Planned giving is a way to make a gift that contributes to the long-term financial strength and ongoing quality of the health care provided at Alice Peck Day Memorial Hospital. We can help you and your attorney or financial advisor design a plan that preserves your commitment to your family while also fulfilling your desire to support APD.
In 1995, APD established a donor recognition society named in honor of the original bequest by Mrs. Alice Peck Day. The Homestead Society recognizes and honors those who have made a bequest provision, life income gift, or other planned gift commitment to the hospital.
To receive more information about giving or to discuss making a legacy gift, please contact the Development Office at (603) 448-7442.
The following list provides a short guide to the most popular planned gift options.
A bequest is one of the simplest ways to remember those you care about most and is fully deductible for federal estate tax purposes. You may specify an amount or a percentage of your estate through a simple codicil to your will. For example: “I give/bequest the sum of $ (or portion of remainder of my estate) to Alice Peck Day Memorial Hospital.”
Charitable gift annuity
The concept of the Charitable Gift Annuity in America dates back to the 1870s, when a parishioner first donated a valuable asset to a church in exchange for a flow of income. Simply defined, a Charitable Gift Annuity (CGA) is a planned gift vehicle that can provide tax benefits for a donor while realizing income during his/her life. It involves a contract between a donor and Alice Peck Day Memorial Hospital whereby the donor transfers cash or property to APD for a partial tax deduction and a lifetime stream of annual income. When the donor dies, APD keeps the gift. The amount of the income stream is determined by many factors including the donor's age. APD uses payout rates defined by the American Council on Gift Annuities.

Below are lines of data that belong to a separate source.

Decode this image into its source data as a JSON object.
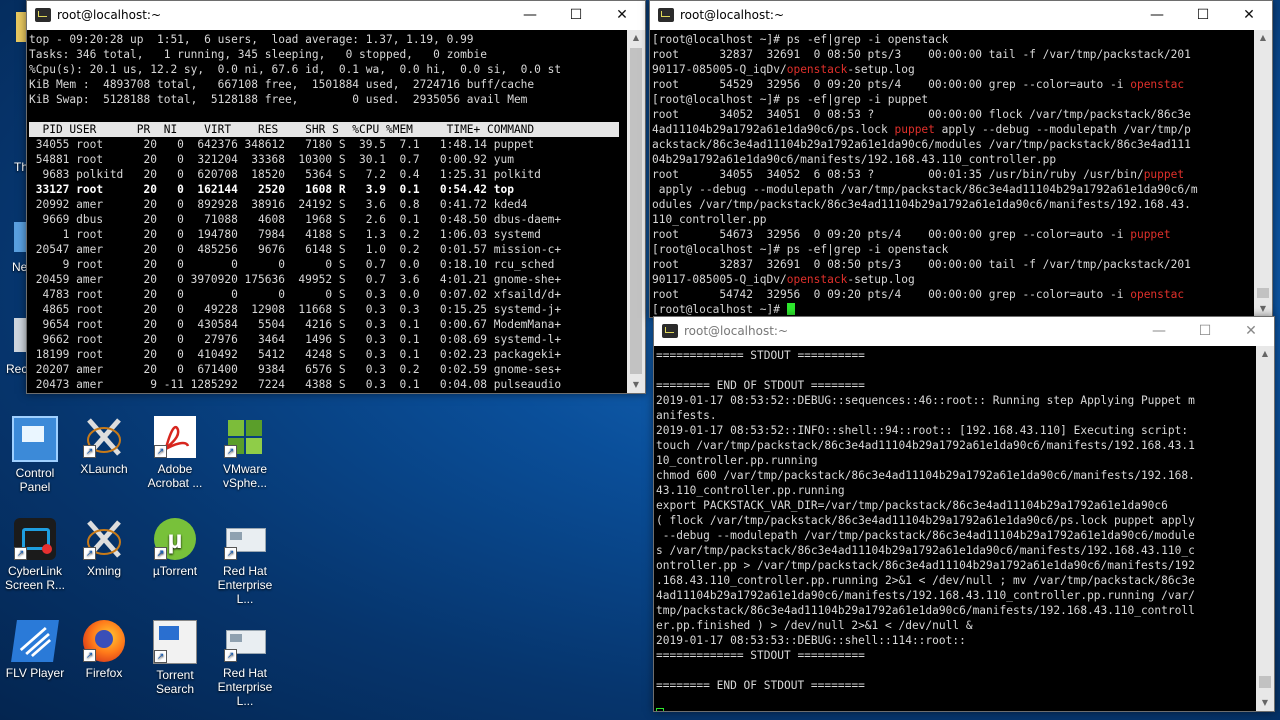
{
  "windows": {
    "top_win": {
      "title": "root@localhost:~",
      "summary": [
        "top - 09:20:28 up  1:51,  6 users,  load average: 1.37, 1.19, 0.99",
        "Tasks: 346 total,   1 running, 345 sleeping,   0 stopped,   0 zombie",
        "%Cpu(s): 20.1 us, 12.2 sy,  0.0 ni, 67.6 id,  0.1 wa,  0.0 hi,  0.0 si,  0.0 st",
        "KiB Mem :  4893708 total,   667108 free,  1501884 used,  2724716 buff/cache",
        "KiB Swap:  5128188 total,  5128188 free,        0 used.  2935056 avail Mem"
      ],
      "header": "  PID USER      PR  NI    VIRT    RES    SHR S  %CPU %MEM     TIME+ COMMAND",
      "rows": [
        "34055 root      20   0  642376 348612   7180 S  39.5  7.1   1:48.14 puppet",
        "54881 root      20   0  321204  33368  10300 S  30.1  0.7   0:00.92 yum",
        " 9683 polkitd   20   0  620708  18520   5364 S   7.2  0.4   1:25.31 polkitd",
        "33127 root      20   0  162144   2520   1608 R   3.9  0.1   0:54.42 top",
        "20992 amer      20   0  892928  38916  24192 S   3.6  0.8   0:41.72 kded4",
        " 9669 dbus      20   0   71088   4608   1968 S   2.6  0.1   0:48.50 dbus-daem+",
        "    1 root      20   0  194780   7984   4188 S   1.3  0.2   1:06.03 systemd",
        "20547 amer      20   0  485256   9676   6148 S   1.0  0.2   0:01.57 mission-c+",
        "    9 root      20   0       0      0      0 S   0.7  0.0   0:18.10 rcu_sched",
        "20459 amer      20   0 3970920 175636  49952 S   0.7  3.6   4:01.21 gnome-she+",
        " 4783 root      20   0       0      0      0 S   0.3  0.0   0:07.02 xfsaild/d+",
        " 4865 root      20   0   49228  12908  11668 S   0.3  0.3   0:15.25 systemd-j+",
        " 9654 root      20   0  430584   5504   4216 S   0.3  0.1   0:00.67 ModemMana+",
        " 9662 root      20   0   27976   3464   1496 S   0.3  0.1   0:08.69 systemd-l+",
        "18199 root      20   0  410492   5412   4248 S   0.3  0.1   0:02.23 packageki+",
        "20207 amer      20   0  671400   9384   6576 S   0.3  0.2   0:02.59 gnome-ses+",
        "20473 amer       9 -11 1285292   7224   4388 S   0.3  0.1   0:04.08 pulseaudio"
      ]
    },
    "ps_win": {
      "title": "root@localhost:~",
      "lines": [
        [
          "[root@localhost ~]# ps -ef|grep -i openstack",
          ""
        ],
        [
          "root      32837  32691  0 08:50 pts/3    00:00:00 tail -f /var/tmp/packstack/201",
          ""
        ],
        [
          "90117-085005-Q_iqDv/",
          "openstack",
          "-setup.log"
        ],
        [
          "root      54529  32956  0 09:20 pts/4    00:00:00 grep --color=auto -i ",
          "openstac",
          ""
        ],
        [
          "[root@localhost ~]# ps -ef|grep -i puppet",
          ""
        ],
        [
          "root      34052  34051  0 08:53 ?        00:00:00 flock /var/tmp/packstack/86c3e",
          ""
        ],
        [
          "4ad11104b29a1792a61e1da90c6/ps.lock ",
          "puppet",
          " apply --debug --modulepath /var/tmp/p"
        ],
        [
          "ackstack/86c3e4ad11104b29a1792a61e1da90c6/modules /var/tmp/packstack/86c3e4ad111",
          ""
        ],
        [
          "04b29a1792a61e1da90c6/manifests/192.168.43.110_controller.pp",
          ""
        ],
        [
          "root      34055  34052  6 08:53 ?        00:01:35 /usr/bin/ruby /usr/bin/",
          "puppet",
          ""
        ],
        [
          " apply --debug --modulepath /var/tmp/packstack/86c3e4ad11104b29a1792a61e1da90c6/m",
          ""
        ],
        [
          "odules /var/tmp/packstack/86c3e4ad11104b29a1792a61e1da90c6/manifests/192.168.43.",
          ""
        ],
        [
          "110_controller.pp",
          ""
        ],
        [
          "root      54673  32956  0 09:20 pts/4    00:00:00 grep --color=auto -i ",
          "puppet",
          ""
        ],
        [
          "[root@localhost ~]# ps -ef|grep -i openstack",
          ""
        ],
        [
          "root      32837  32691  0 08:50 pts/3    00:00:00 tail -f /var/tmp/packstack/201",
          ""
        ],
        [
          "90117-085005-Q_iqDv/",
          "openstack",
          "-setup.log"
        ],
        [
          "root      54742  32956  0 09:20 pts/4    00:00:00 grep --color=auto -i ",
          "openstac",
          ""
        ]
      ],
      "prompt": "[root@localhost ~]# "
    },
    "log_win": {
      "title": "root@localhost:~",
      "lines": [
        "============= STDOUT ==========",
        "",
        "======== END OF STDOUT ========",
        "2019-01-17 08:53:52::DEBUG::sequences::46::root:: Running step Applying Puppet m",
        "anifests.",
        "2019-01-17 08:53:52::INFO::shell::94::root:: [192.168.43.110] Executing script:",
        "touch /var/tmp/packstack/86c3e4ad11104b29a1792a61e1da90c6/manifests/192.168.43.1",
        "10_controller.pp.running",
        "chmod 600 /var/tmp/packstack/86c3e4ad11104b29a1792a61e1da90c6/manifests/192.168.",
        "43.110_controller.pp.running",
        "export PACKSTACK_VAR_DIR=/var/tmp/packstack/86c3e4ad11104b29a1792a61e1da90c6",
        "( flock /var/tmp/packstack/86c3e4ad11104b29a1792a61e1da90c6/ps.lock puppet apply",
        " --debug --modulepath /var/tmp/packstack/86c3e4ad11104b29a1792a61e1da90c6/module",
        "s /var/tmp/packstack/86c3e4ad11104b29a1792a61e1da90c6/manifests/192.168.43.110_c",
        "ontroller.pp > /var/tmp/packstack/86c3e4ad11104b29a1792a61e1da90c6/manifests/192",
        ".168.43.110_controller.pp.running 2>&1 < /dev/null ; mv /var/tmp/packstack/86c3e",
        "4ad11104b29a1792a61e1da90c6/manifests/192.168.43.110_controller.pp.running /var/",
        "tmp/packstack/86c3e4ad11104b29a1792a61e1da90c6/manifests/192.168.43.110_controll",
        "er.pp.finished ) > /dev/null 2>&1 < /dev/null &",
        "2019-01-17 08:53:53::DEBUG::shell::114::root::",
        "============= STDOUT ==========",
        "",
        "======== END OF STDOUT ========"
      ]
    }
  },
  "desktop": {
    "icons": [
      {
        "label": "Control Panel",
        "icon": "control-panel-icon"
      },
      {
        "label": "XLaunch",
        "icon": "xlaunch-icon"
      },
      {
        "label": "Adobe Acrobat ...",
        "icon": "acrobat-icon"
      },
      {
        "label": "VMware vSphe...",
        "icon": "vmware-icon"
      },
      {
        "label": "CyberLink Screen R...",
        "icon": "cyberlink-icon"
      },
      {
        "label": "Xming",
        "icon": "xming-icon"
      },
      {
        "label": "µTorrent",
        "icon": "utorrent-icon"
      },
      {
        "label": "Red Hat Enterprise L...",
        "icon": "redhat-icon"
      },
      {
        "label": "FLV Player",
        "icon": "flv-player-icon"
      },
      {
        "label": "Firefox",
        "icon": "firefox-icon"
      },
      {
        "label": "Torrent Search",
        "icon": "torrent-search-icon"
      },
      {
        "label": "Red Hat Enterprise L...",
        "icon": "redhat-icon"
      }
    ],
    "edge_labels": [
      "Th",
      "Ne",
      "Recy"
    ]
  },
  "colors": {
    "highlight": "#e0302b",
    "cursor": "#2ee82e",
    "terminal_bg": "#000000"
  }
}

Each CGA is unique, based on the donor’s intention and situation. APD Philanthropy staff would be glad to provide details about this type of gift to the hospital.
Charitable Lead Trust
If your goal is to provide an inheritance for your children, but you would also like to make a significant charitable gift through your estate, a charitable lead trust (CLT) can help you satisfy both objectives. Investment income from the CLT is distributed to APD first; the principal passes to the children, grandchildren, or other loved ones with reduced gift or estate taxes.
Charitable Remainder Trust
What are your plans for the future? While there is no single way to achieve all of your personal and financial goals, this is one strategy that can meet many of your needs. A charitable remainder trust can increase your income, reduce your taxes, unlock appreciated investments, rid you of investment worries, and ultimately provide very important support.

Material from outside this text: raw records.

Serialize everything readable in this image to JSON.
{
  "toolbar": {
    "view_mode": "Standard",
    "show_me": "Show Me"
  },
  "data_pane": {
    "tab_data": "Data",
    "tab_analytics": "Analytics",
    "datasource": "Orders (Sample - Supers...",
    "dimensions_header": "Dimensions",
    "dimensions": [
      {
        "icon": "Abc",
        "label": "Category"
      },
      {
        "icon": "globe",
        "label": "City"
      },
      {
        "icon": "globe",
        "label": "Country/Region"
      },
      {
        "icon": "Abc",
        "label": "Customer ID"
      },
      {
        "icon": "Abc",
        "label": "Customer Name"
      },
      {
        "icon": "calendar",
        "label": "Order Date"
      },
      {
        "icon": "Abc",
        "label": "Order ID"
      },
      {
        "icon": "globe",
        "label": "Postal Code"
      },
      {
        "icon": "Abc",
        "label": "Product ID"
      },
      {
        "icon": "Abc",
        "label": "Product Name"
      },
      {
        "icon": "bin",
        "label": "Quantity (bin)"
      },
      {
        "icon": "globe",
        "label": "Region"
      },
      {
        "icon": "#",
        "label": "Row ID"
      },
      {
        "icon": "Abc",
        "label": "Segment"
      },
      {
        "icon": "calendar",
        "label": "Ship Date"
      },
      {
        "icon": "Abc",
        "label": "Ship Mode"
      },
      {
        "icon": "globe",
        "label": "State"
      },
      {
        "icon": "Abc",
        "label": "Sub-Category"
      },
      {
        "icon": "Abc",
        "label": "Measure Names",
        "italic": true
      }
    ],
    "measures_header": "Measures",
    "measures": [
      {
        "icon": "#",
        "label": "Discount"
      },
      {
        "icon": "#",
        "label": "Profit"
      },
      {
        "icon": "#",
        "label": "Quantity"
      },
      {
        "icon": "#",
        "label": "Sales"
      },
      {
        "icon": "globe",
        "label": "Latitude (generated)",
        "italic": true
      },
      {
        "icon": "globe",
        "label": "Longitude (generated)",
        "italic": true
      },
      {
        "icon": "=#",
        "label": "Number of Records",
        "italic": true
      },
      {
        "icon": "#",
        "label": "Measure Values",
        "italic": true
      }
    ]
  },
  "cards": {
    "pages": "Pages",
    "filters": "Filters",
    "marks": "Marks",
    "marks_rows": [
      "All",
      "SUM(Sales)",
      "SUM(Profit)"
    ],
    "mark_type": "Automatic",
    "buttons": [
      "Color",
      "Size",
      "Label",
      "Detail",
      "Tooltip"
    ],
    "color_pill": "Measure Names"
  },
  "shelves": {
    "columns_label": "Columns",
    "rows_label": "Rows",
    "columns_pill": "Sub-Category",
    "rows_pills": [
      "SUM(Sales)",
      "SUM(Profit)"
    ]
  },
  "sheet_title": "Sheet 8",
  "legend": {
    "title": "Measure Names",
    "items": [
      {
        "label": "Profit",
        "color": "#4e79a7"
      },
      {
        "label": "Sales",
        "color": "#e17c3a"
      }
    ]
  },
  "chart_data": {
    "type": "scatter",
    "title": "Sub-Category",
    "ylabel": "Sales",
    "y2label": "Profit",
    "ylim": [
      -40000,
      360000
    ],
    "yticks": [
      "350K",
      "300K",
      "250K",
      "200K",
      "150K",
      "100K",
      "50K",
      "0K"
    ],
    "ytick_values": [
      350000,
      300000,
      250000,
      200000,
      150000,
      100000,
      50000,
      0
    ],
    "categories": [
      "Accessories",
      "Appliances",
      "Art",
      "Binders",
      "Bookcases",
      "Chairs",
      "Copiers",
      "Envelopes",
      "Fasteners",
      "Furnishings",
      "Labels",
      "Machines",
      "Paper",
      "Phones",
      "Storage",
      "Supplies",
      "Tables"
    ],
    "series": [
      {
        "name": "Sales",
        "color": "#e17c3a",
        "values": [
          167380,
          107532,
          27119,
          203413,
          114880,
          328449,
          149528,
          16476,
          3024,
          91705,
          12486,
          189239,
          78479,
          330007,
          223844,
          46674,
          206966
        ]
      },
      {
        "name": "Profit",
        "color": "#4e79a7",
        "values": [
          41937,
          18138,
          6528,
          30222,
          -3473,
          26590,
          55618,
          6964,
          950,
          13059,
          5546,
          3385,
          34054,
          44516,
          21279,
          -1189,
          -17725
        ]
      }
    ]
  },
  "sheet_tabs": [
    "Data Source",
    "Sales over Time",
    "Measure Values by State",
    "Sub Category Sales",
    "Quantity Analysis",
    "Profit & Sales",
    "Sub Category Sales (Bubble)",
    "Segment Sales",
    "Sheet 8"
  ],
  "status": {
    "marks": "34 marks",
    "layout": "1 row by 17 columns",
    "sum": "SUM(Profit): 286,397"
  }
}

Real estate and property gifts
If you own property that is fully paid off and has appreciated in value, an outright gift may be the simplest solution. You can deduct the fair market value of your gift, avoid all capital gains taxes and remove that asset from your taxable estate. You can transfer the deed of your home or farm now and keep the right to use the property for your lifetime and that of your spouse. If the property has appreciated, you or your family would avoid the capital gains tax and receive a charitable deduction for the full fair market value of the property.
Gifts of life insurance
There are a variety of ways you can make a gift of a life insurance policy. You can donate the policy to APD or simply name us as the beneficiary. For the gift of a paid-up policy, you will receive an income tax deduction equal to the lesser of the cash value of the policy or the total premiums paid. To qualify for the federal charitable contribution deduction on a gift of an existing policy, you must name us as owner and beneficiary. A gift of life insurance can provide a significant charitable deduction.
Gifts of retirement plan assets
Did you know that nearly half of your retirement plan assets can be eaten away by taxes at your death? By donating retirement assets, those funds avoid both estate and IRD (Income in Respect of a Decedent) taxes, and you can be certain that 100 percent of the balance of your retirement funds will support your philanthropic objectives.